A Calgary man was charged with speeding after his Chevy Suburban rear-ended a vehicle waiting in a traffic line at an earlier collision.RCMP photo

Two charged following back-to-back collisions on Highway 1

Sicamous RCMP charge Sorrento and Calgary residents for speeding

  • Feb. 7, 2018 12:00 a.m.

Two men were charged with speeding relative to road conditions following back-to-back collisions on Highway 1 near Cambie Solsqua Road.

At approximately 10 a.m. on Friday, Feb. 2, Sicamous RCMP responded to a report of a collision involving two commercial vehicles. McNeil said the driver of a westbound semi tractor trailer attempted to brake for a vehicle that was turning right.

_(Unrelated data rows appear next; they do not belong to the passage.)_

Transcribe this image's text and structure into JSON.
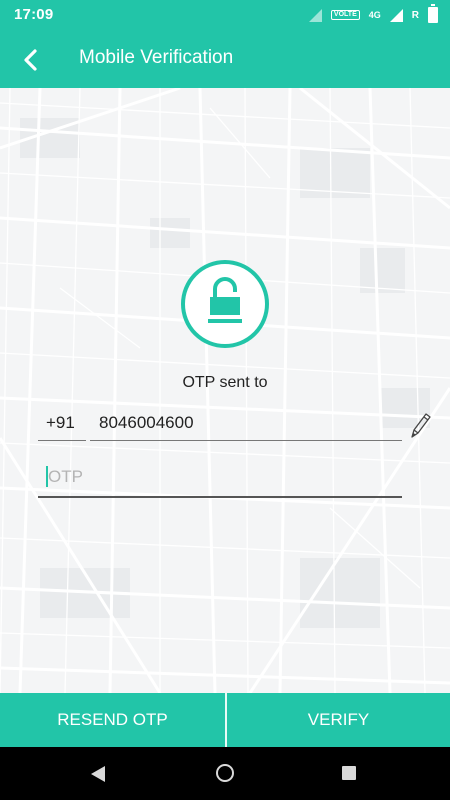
{
  "status_bar": {
    "time": "17:09",
    "volte_label": "VOLTE",
    "network_label": "4G",
    "roaming_label": "R"
  },
  "app_bar": {
    "title": "Mobile Verification",
    "back_icon": "chevron-left-icon"
  },
  "verification": {
    "lock_icon": "lock-icon",
    "otp_sent_label": "OTP sent to",
    "country_code": "+91",
    "phone_number": "8046004600",
    "edit_icon": "pencil-icon",
    "otp_placeholder": "OTP",
    "otp_value": ""
  },
  "actions": {
    "resend_label": "RESEND OTP",
    "verify_label": "VERIFY"
  },
  "navigation": {
    "back_icon": "nav-back-icon",
    "home_icon": "nav-home-icon",
    "recents_icon": "nav-recents-icon"
  },
  "colors": {
    "accent": "#22c5a8",
    "map_background": "#f4f5f6",
    "nav_bar": "#000000"
  }
}
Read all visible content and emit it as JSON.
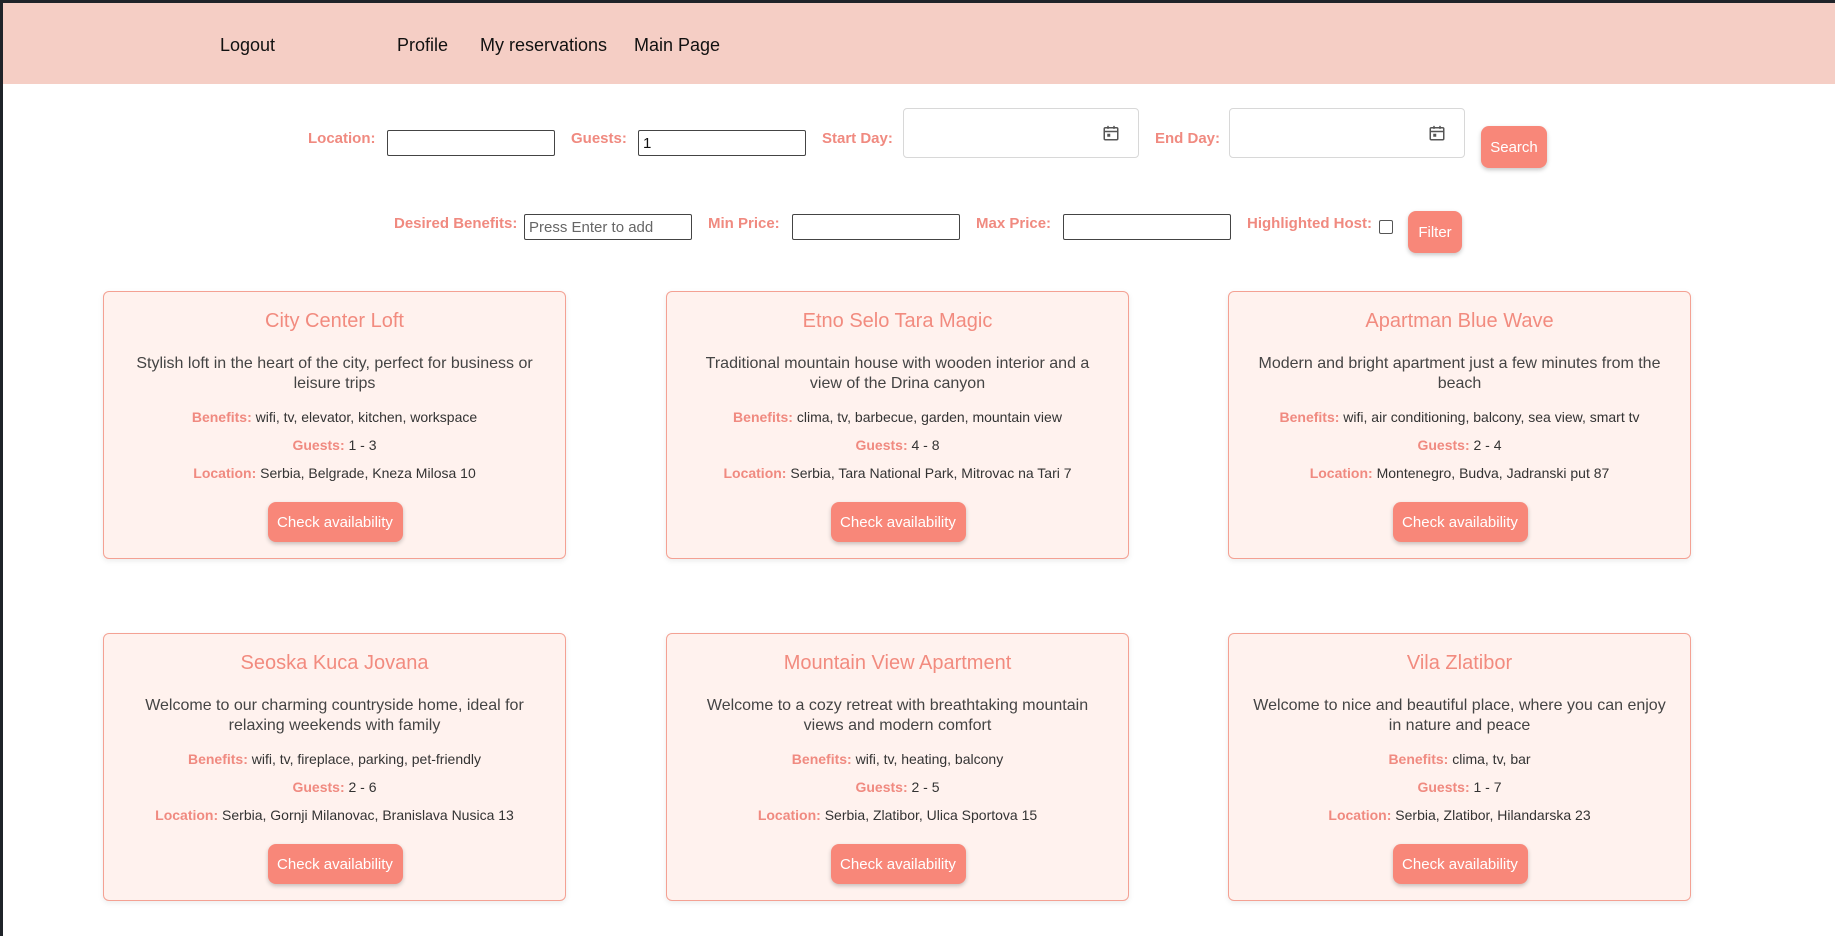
{
  "nav": {
    "logout": "Logout",
    "profile": "Profile",
    "my_reservations": "My reservations",
    "main_page": "Main Page"
  },
  "search": {
    "location_label": "Location:",
    "location_value": "",
    "guests_label": "Guests:",
    "guests_value": "1",
    "start_label": "Start Day:",
    "end_label": "End Day:",
    "search_button": "Search"
  },
  "filter": {
    "benefits_label": "Desired Benefits:",
    "benefits_placeholder": "Press Enter to add",
    "min_price_label": "Min Price:",
    "max_price_label": "Max Price:",
    "highlighted_label": "Highlighted Host:",
    "highlighted_checked": false,
    "filter_button": "Filter"
  },
  "labels": {
    "benefits": "Benefits:",
    "guests": "Guests:",
    "location": "Location:"
  },
  "accommodations": [
    {
      "name": "City Center Loft",
      "description": "Stylish loft in the heart of the city, perfect for business or leisure trips",
      "benefits": "wifi, tv, elevator, kitchen, workspace",
      "guests": "1 - 3",
      "location": "Serbia, Belgrade, Kneza Milosa 10",
      "button": "Check availability"
    },
    {
      "name": "Etno Selo Tara Magic",
      "description": "Traditional mountain house with wooden interior and a view of the Drina canyon",
      "benefits": "clima, tv, barbecue, garden, mountain view",
      "guests": "4 - 8",
      "location": "Serbia, Tara National Park, Mitrovac na Tari 7",
      "button": "Check availability"
    },
    {
      "name": "Apartman Blue Wave",
      "description": "Modern and bright apartment just a few minutes from the beach",
      "benefits": "wifi, air conditioning, balcony, sea view, smart tv",
      "guests": "2 - 4",
      "location": "Montenegro, Budva, Jadranski put 87",
      "button": "Check availability"
    },
    {
      "name": "Seoska Kuca Jovana",
      "description": "Welcome to our charming countryside home, ideal for relaxing weekends with family",
      "benefits": "wifi, tv, fireplace, parking, pet-friendly",
      "guests": "2 - 6",
      "location": "Serbia, Gornji Milanovac, Branislava Nusica 13",
      "button": "Check availability"
    },
    {
      "name": "Mountain View Apartment",
      "description": "Welcome to a cozy retreat with breathtaking mountain views and modern comfort",
      "benefits": "wifi, tv, heating, balcony",
      "guests": "2 - 5",
      "location": "Serbia, Zlatibor, Ulica Sportova 15",
      "button": "Check availability"
    },
    {
      "name": "Vila Zlatibor",
      "description": "Welcome to nice and beautiful place, where you can enjoy in nature and peace",
      "benefits": "clima, tv, bar",
      "guests": "1 - 7",
      "location": "Serbia, Zlatibor, Hilandarska 23",
      "button": "Check availability"
    }
  ],
  "colors": {
    "navbar": "#f5cec5",
    "accent": "#f88779",
    "label": "#f08a80",
    "card_bg": "#fff2ee",
    "card_border": "#f4a193"
  }
}
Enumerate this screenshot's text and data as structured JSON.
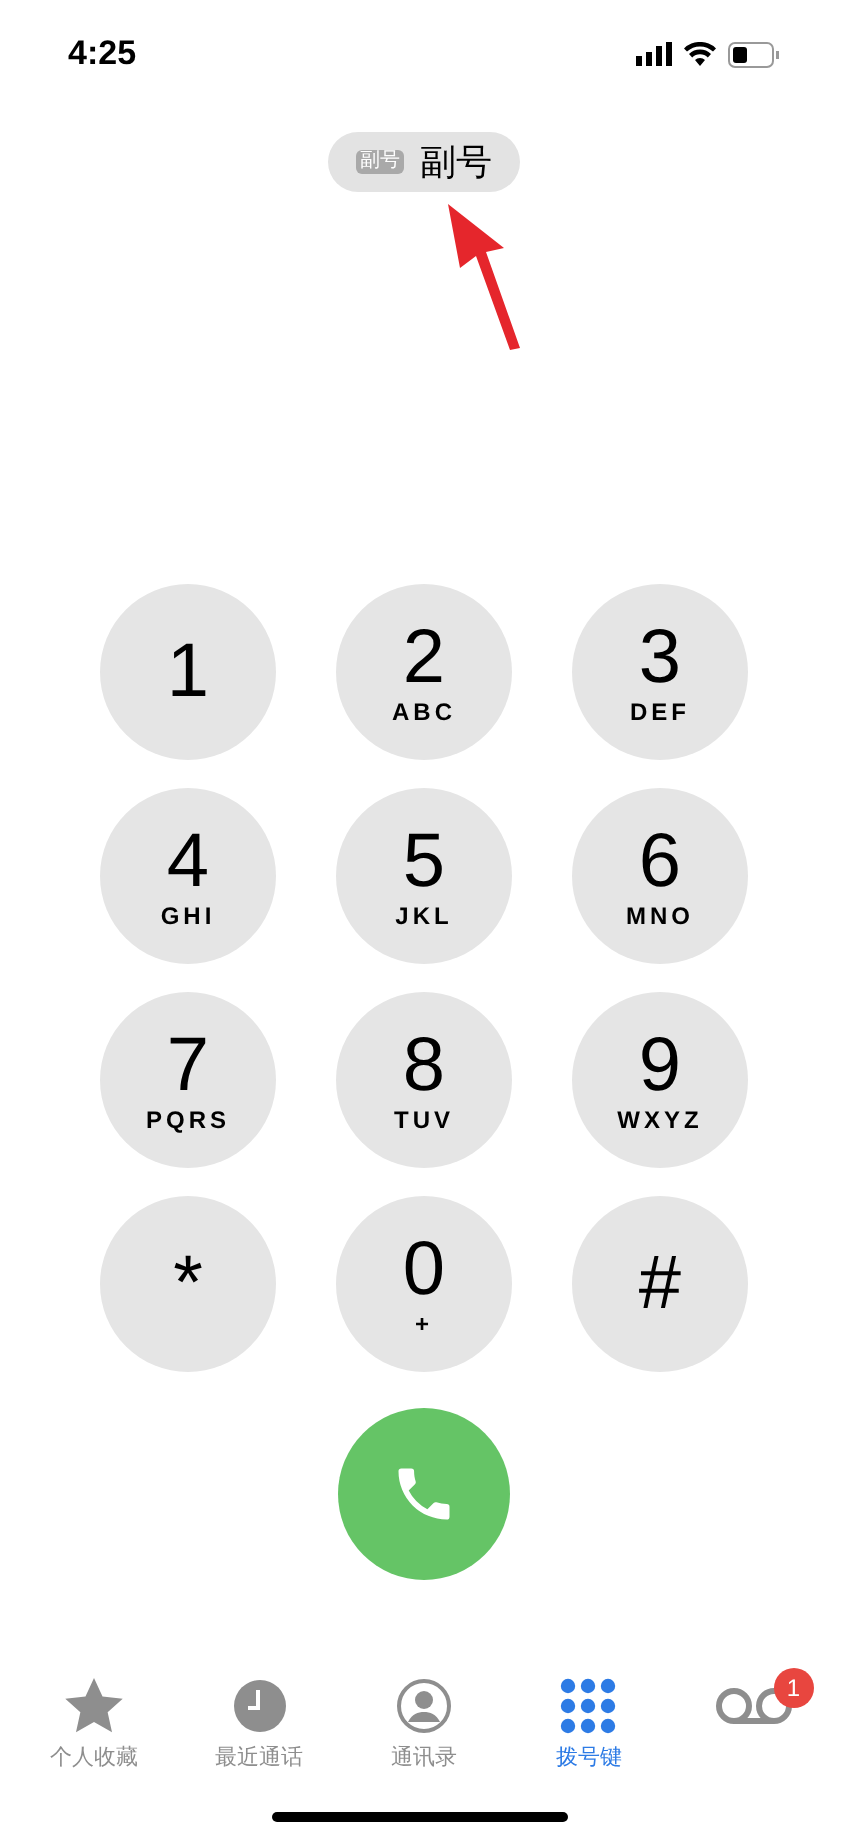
{
  "status_bar": {
    "time": "4:25"
  },
  "line_selector": {
    "badge": "副号",
    "label": "副号"
  },
  "keypad": [
    {
      "digit": "1"
    },
    {
      "digit": "2",
      "letters": "ABC"
    },
    {
      "digit": "3",
      "letters": "DEF"
    },
    {
      "digit": "4",
      "letters": "GHI"
    },
    {
      "digit": "5",
      "letters": "JKL"
    },
    {
      "digit": "6",
      "letters": "MNO"
    },
    {
      "digit": "7",
      "letters": "PQRS"
    },
    {
      "digit": "8",
      "letters": "TUV"
    },
    {
      "digit": "9",
      "letters": "WXYZ"
    },
    {
      "digit": "*"
    },
    {
      "digit": "0",
      "letters": "+"
    },
    {
      "digit": "#"
    }
  ],
  "tabs": [
    {
      "kind": "star",
      "label": "个人收藏",
      "selected": false
    },
    {
      "kind": "clock",
      "label": "最近通话",
      "selected": false
    },
    {
      "kind": "person",
      "label": "通讯录",
      "selected": false
    },
    {
      "kind": "grid",
      "label": "拨号键",
      "selected": true
    },
    {
      "kind": "voicemail",
      "badge": "1",
      "selected": false
    }
  ]
}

The driver jackknifed his truck and trailer while attempting to avoid the vehicle in front of him.

“The jackknifed truck crossed the centre line of the highway and struck an eastbound semi truck on its trailer which caused the eastbound truck to roll on its side into the ditch,” said McNeil.

Neither driver was injured and the driver of the westbound semi, a 32-year-old man from Sorrento, was charged with speeding relative to road conditions.

Police had stopped westbound traffic as RCMP and BC Ambulance paramedics were tending to the collision. At approximately 10:30 a.m., the driver of a westbound Chevy Suburban slammed into the rear of a Ford pickup that was stopped waiting for traffic to proceed.

“Although road conditions were poor at the time with falling snow and a snow-covered highway, a driver travelling at a safe speed would have had ample time to stop safely,” said McNeil.

As police were speaking to the driver, a 61-year-old Calgary resident, motorists stopped to advise he had been driving aggressively and passing other vehicles prior to the collision. Police charged the man for speeding relative to road conditions.

There were no injuries sustained in the second collision, but McNeil said the second collision enforces the need for drivers to slow down and drive according to road conditions.

“It is simply unsafe to attempt to drive at the posted speed limit or faster when road conditions are poor,” said McNeil. “A first responder or member of the public could have been injured as a result of this driver’s action.”